While some of the geopolitics will always be with us — Turkey and Azerbaijan united in their hatred of Armenia, Cyprus and Greece douze-pointsing each other at every opportunity — the once-derided contest has in fact functioned as a genuine competition. Year in, year out, the best song in the competition tends to win, while the laziest entrants, not taking the event seriously as a songwriting competition (yes, we’re looking at you, Britain), tend to fall behind and then complain that Europe doesn’t “get” pop music.

The best songs and singers triumph, by and large. But Eurovision still does have a political edge.

Take Tuesday’s semi-final in Copenhagen. Russia’s entry, Shine, performed by the Tolmachevy Sisters and described by Popbitch as sounding like “almost every Eurovision song you’ve ever imagined” contained some unintentionally ominous lines:

Living on the edge / closer to the crime / cross the line a step at a time

Add an “a” to the end of that “crime”, and you’ve got the Kremlin’s current foreign policy neatly summed up in a single stanza.

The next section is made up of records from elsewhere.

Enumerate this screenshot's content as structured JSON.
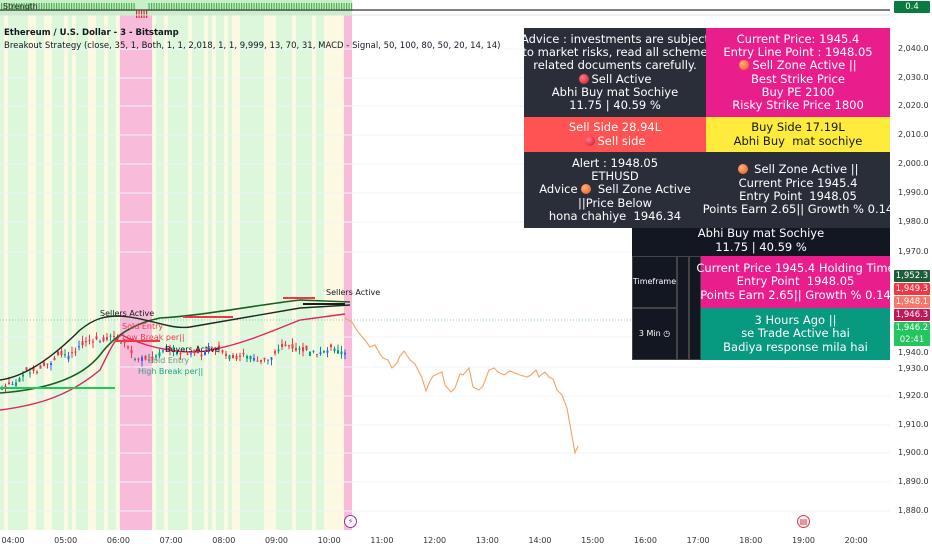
{
  "header": {
    "symbol": "Ethereum / U.S. Dollar - 3 - Bitstamp",
    "indicator": "Breakout Strategy (close, 35, 1, Both, 1, 1, 2,018, 1, 1, 9,999, 13, 70, 31, MACD - Signal, 50, 100, 80, 50, 20, 14, 14)"
  },
  "strength_pane": {
    "label": "Strength",
    "value": "0.4"
  },
  "price_axis": [
    "2,040.0",
    "2,030.0",
    "2,020.0",
    "2,010.0",
    "2,000.0",
    "1,990.0",
    "1,980.0",
    "1,970.0",
    "1,940.0",
    "1,930.0",
    "1,920.0",
    "1,910.0",
    "1,900.0",
    "1,890.0",
    "1,880.0"
  ],
  "price_tags": [
    {
      "value": "1,952.3",
      "color": "#1e5c3a"
    },
    {
      "value": "1,949.3",
      "color": "#f23645"
    },
    {
      "value": "1,948.1",
      "color": "#f7776a"
    },
    {
      "value": "1,946.3",
      "color": "#c2185b"
    },
    {
      "value": "1,946.2",
      "countdown": "02:41",
      "color": "#22c55e"
    }
  ],
  "time_axis": [
    "04:00",
    "05:00",
    "06:00",
    "07:00",
    "08:00",
    "09:00",
    "10:00",
    "11:00",
    "12:00",
    "13:00",
    "14:00",
    "15:00",
    "16:00",
    "17:00",
    "18:00",
    "19:00",
    "20:00"
  ],
  "annotations": {
    "sellers1": "Sellers Active",
    "sellers2": "Sellers Active",
    "buyers": "Buyers Active",
    "entry1": "Sold Entry",
    "low_break": "Low Break per||",
    "entry2": "Sold Entry",
    "high_break": "High Break per||"
  },
  "table1": {
    "advice": {
      "lines": [
        "Advice : investments are subject",
        "to market risks, read all scheme",
        "related documents carefully."
      ],
      "status": "Sell Active",
      "l5": "Abhi Buy mat Sochiye",
      "l6": "11.75 | 40.59 %"
    },
    "price": {
      "l1": "Current Price: 1945.4",
      "l2": "Entry Line Point : 1948.05",
      "l3": "Sell Zone Active ||",
      "l4": "Best Strike Price",
      "l5": "Buy PE 2100",
      "l6": "Risky Strike Price 1800"
    },
    "sell_side": {
      "l1": "Sell Side 28.94L",
      "l2": "Sell side"
    },
    "buy_side": {
      "l1": "Buy Side 17.19L",
      "l2": "Abhi Buy  mat sochiye"
    },
    "alert": {
      "l1": "Alert : 1948.05",
      "l2": "ETHUSD",
      "l3a": "Advice",
      "l3b": "Sell Zone Active",
      "l4": "||Price Below",
      "l5": "hona chahiye  1946.34"
    },
    "zone": {
      "l1": "Sell Zone Active ||",
      "l2": "Current Price 1945.4",
      "l3": "Entry Point  1948.05",
      "l4": "Points Earn 2.65|| Growth % 0.14"
    }
  },
  "table2": {
    "summary": {
      "l1": "Abhi Buy mat Sochiye",
      "l2": "11.75 | 40.59 %"
    },
    "timeframe_label": "Timeframe",
    "timeframe_value": "3 Min",
    "holding": {
      "l1": "Current Price 1945.4 Holding Time",
      "l2": "Entry Point  1948.05",
      "l3": "Points Earn 2.65|| Growth % 0.14"
    },
    "active": {
      "l1": "3 Hours Ago ||",
      "l2": "se Trade Active hai",
      "l3": "Badiya response mila hai"
    }
  },
  "colors": {
    "dark": "#2a2e39",
    "magenta": "#e91e8c",
    "red": "#ff5252",
    "yellow": "#ffeb3b",
    "teal": "#089981",
    "black": "#131722"
  }
}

I am not suggesting that the Tolmachevys were sent out to justify Putin’s expansionism. Nonetheless, the Copenhagen crowd were keen that Russia should know what the world thought of its foreign policy and domestic human rights record: as it was announced that Russia had made Saturday’s grand final, the arena erupted in jeering. The dedicated Eurovision fan is clearly not just a poppet living in a fantasy world of camp. They are engaged with the world, and particularly the regressive policies of countries such as Russia, Azerbaijan and Belarus, perhaps more so than your average European.

When Sweden’s Loreen won the competition in Baku, capital of Azerbaijan, in 2012, she pledged to meet the country’s human rights activists. That same year, BBC commentator “Doctor Eurovision” (he actually is a doctor of Eurovision) made explicit references to Belarus’s disgraceful dictatorship, rather than simply giggle at the funny eastern Europeans.

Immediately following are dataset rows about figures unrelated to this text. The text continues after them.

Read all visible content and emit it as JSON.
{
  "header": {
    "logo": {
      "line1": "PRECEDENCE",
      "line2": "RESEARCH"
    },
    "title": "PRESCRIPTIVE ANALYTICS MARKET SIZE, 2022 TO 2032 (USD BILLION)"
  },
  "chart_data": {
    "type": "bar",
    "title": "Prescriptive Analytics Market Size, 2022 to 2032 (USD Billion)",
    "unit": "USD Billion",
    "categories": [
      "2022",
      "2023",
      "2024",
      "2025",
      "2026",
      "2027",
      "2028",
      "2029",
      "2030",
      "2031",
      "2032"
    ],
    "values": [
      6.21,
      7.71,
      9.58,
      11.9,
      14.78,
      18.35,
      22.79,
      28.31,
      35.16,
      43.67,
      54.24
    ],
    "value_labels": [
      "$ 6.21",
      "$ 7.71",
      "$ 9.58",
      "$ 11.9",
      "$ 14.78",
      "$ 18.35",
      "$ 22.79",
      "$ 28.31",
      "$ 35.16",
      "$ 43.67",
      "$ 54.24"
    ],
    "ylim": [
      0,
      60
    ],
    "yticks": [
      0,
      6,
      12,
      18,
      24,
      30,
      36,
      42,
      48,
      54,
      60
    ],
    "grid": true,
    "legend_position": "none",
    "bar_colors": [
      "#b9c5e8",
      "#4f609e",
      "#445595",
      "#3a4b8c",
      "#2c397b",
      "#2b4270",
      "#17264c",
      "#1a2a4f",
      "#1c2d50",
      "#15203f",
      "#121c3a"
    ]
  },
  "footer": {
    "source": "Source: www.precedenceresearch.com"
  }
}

This raises an interesting question about how we engage with dubious regimes.

Before the Baku Eurovision in 2012, there was some discussion over whether democratic countries should boycott the competition, sending a message to Aliyev’s regime.

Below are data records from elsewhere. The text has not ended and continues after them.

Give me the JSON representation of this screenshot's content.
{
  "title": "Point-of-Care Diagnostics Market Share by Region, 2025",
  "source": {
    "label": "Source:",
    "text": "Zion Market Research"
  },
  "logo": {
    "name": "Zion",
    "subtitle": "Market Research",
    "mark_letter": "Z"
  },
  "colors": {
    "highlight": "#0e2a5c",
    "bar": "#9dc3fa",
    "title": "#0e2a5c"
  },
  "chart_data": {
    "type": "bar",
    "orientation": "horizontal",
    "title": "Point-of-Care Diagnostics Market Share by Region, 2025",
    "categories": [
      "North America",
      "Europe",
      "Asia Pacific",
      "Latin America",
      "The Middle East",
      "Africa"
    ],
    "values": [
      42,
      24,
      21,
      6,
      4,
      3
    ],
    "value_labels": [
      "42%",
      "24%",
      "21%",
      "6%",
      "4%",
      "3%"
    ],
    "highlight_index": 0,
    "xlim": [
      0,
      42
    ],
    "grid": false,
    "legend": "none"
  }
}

“No,” Azerbaijani civil rights activists told Index on Censorship. “Let the world come and see Azerbaijan.” They felt that for most of the world, most of the time, they are citizens of a far away country of whom we know nothing. They wanted to take their chance while the world was looking. I think they got it right. As discussed last week, Azerbaijan is engaged in a massive international PR campaign, but to most people in the world since that Eurovision and the attention it raised for the country’s opposition, it has not been able to entirely disguise its atrocious record on free speech and other rights.

On Friday, the International Ice Hockey Federation’s world championship will open in Belarus. Though there was some discussion of boycotting that event, it has died down. Nonetheless, journalists from Europe and North America will be covering the event, and fans will travel too.

Belarus’s macho dictator Alexander Lukashenko is a keen ice hockey fan, and will be aiming to sweep up the glory of hosting a major international sporting event, not long after the country hosted the world track cycling championships in 2013.

Ice hockey fans and sports journalists are generally not the type of people who go in for Eurovision. But maybe they should try to take a leaf out of the Song Contest supporters book. Have a look at the country around them, learn a little about the politics, and spread the word about the side the dictators don’t want us to see.

Autocrats try to use these international competitions to control the world’s view of them. We should beat them at their own games.